Matt Berninger: Aaron had a crisis because he knew if this was a failure, this would be the end of the line. But he pulled it off. Aaron can sometimes internalize the anxiety of, “We might disappear overnight, and we can’t let that happen. This might ruin our career but we can’t let that happen.” Thank god he’s like that. I’m a lot less like that.

Aaron Dessner: There were moments where I don’t think we knew when we finished that record. We just ran out of time and ran out of money. I stayed up all night the day before mastering because we were still working on it. And we rode down in the middle of winter, in the freezing cold, driving down 95 to New York to master it. And I just remember feeling like, “I have no idea if this is any good.”

Scott Devendorf: We always loved Boxer, but when we finished it, we were just like… you never know. Sometimes you finish something, you’re too close to it. You’re just exasperated with it. It’s hard to get perspective on what it is at the time. But the best things come of that, you know? When people don’t really know what they’re doing when they’re doing it, and it’s just like, “Oh, look.”

Aaron Dessner: We never felt like, “Oh, we’ve got an amazing record” or anything, and that’s because you lose sight of it all when you’re so deep in the minutiae and the creative struggle. Everybody definitely gave everything they had, and thankfully it worked out.

Bryce Dessner: We definitely didn’t expect Boxer to catch on the way it did. I actually remember our label—they didn’t reject it, but they weren’t happy, which is part of why it’s called Boxer. Like, “Fuck you,” you know? We love our label, but at the time, they were kind of underwhelmed. I think on some level they thought we would be the next Interpol or something. But we didn’t have a big U.K. radio hit on there.

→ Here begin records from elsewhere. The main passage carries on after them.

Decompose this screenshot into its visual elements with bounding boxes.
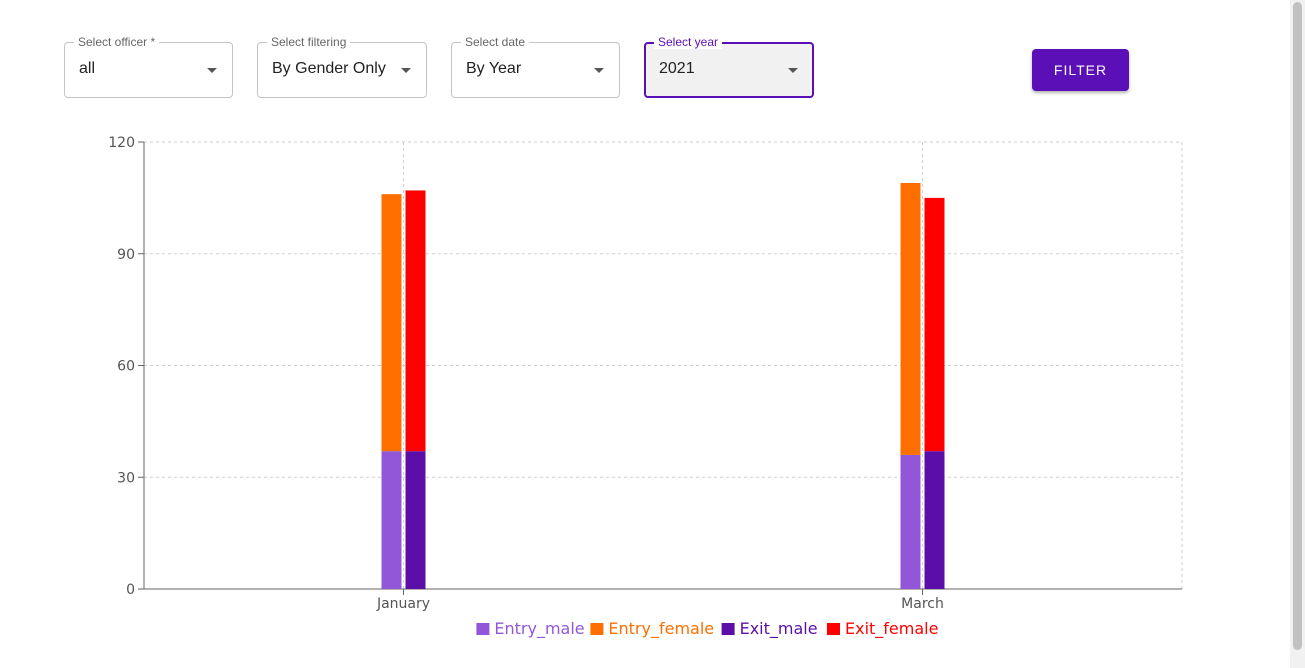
y-tick-label: 90: [117, 247, 135, 263]
bar-exit-female: [405, 190, 426, 452]
y-tick-label: 120: [108, 135, 135, 151]
officer-select-label: Select officer *: [74, 35, 160, 49]
legend-label: Exit_male: [740, 619, 818, 639]
x-tick-label: January: [376, 596, 430, 612]
officer-select-value: all: [79, 60, 96, 77]
bar-exit-female: [924, 197, 945, 452]
legend-label: Entry_male: [494, 619, 584, 639]
filter-button[interactable]: FILTER: [1032, 49, 1129, 91]
filtering-select-value: By Gender Only: [272, 60, 386, 77]
bar-entry-male: [900, 454, 921, 589]
legend-label: Entry_female: [608, 619, 714, 639]
legend-swatch: [827, 623, 840, 635]
y-tick-label: 60: [117, 359, 135, 375]
bar-entry-female: [381, 194, 402, 452]
scrollbar-thumb[interactable]: [1293, 2, 1302, 650]
officer-select[interactable]: Select officer * all: [64, 35, 233, 98]
chevron-down-icon: [594, 68, 604, 73]
date-select-value: By Year: [466, 60, 522, 77]
legend-swatch: [590, 623, 604, 635]
chart-bars: [381, 182, 945, 589]
x-tick-label: March: [901, 596, 944, 612]
chart-legend: Entry_male Entry_female Exit_male Exit_fema…: [476, 619, 938, 639]
bar-entry-female: [900, 182, 921, 455]
legend-swatch: [476, 623, 490, 635]
chevron-down-icon: [401, 68, 411, 73]
date-select[interactable]: Select date By Year: [451, 35, 620, 98]
y-tick-label: 30: [117, 470, 135, 486]
chevron-down-icon: [788, 68, 798, 73]
legend-label: Exit_female: [845, 619, 938, 639]
bar-entry-male: [381, 451, 402, 589]
chevron-down-icon: [207, 68, 217, 73]
bar-exit-male: [405, 451, 426, 589]
date-select-label: Select date: [461, 35, 530, 49]
year-select-label: Select year: [654, 35, 723, 49]
filtering-select[interactable]: Select filtering By Gender Only: [257, 35, 427, 98]
y-tick-label: 0: [126, 582, 135, 598]
vertical-scrollbar[interactable]: [1290, 0, 1305, 668]
bar-exit-male: [924, 451, 945, 589]
filtering-select-label: Select filtering: [267, 35, 351, 49]
legend-swatch: [721, 623, 735, 635]
chart-axes: [138, 141, 1182, 595]
year-select-value: 2021: [659, 60, 695, 77]
chart-grid: [144, 141, 1183, 589]
chart-labels: 0 30 60 90 120 January March: [108, 135, 944, 612]
year-select[interactable]: Select year 2021: [644, 35, 814, 98]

Peter Katis: With one or two days left of mixing, we thought it was the end of the world. Because someone had a conversation with somebody at the record label who told them someone very high up was not pleased with the record, and they weren’t even sure if it was releasable. And it was just like… after all that work, and all those months, it ended on the biggest down note. “The label doesn’t even like it. This is a disaster.” People were saying, “Fuck it! We’ll buy it back and put it out ourselves!” And then the next thing you know, it’s a huge hit. So I guess the point is, don’t throw in the towel too quickly.

Vikram Murthi is a freelance writer and critic currently based out of Brooklyn.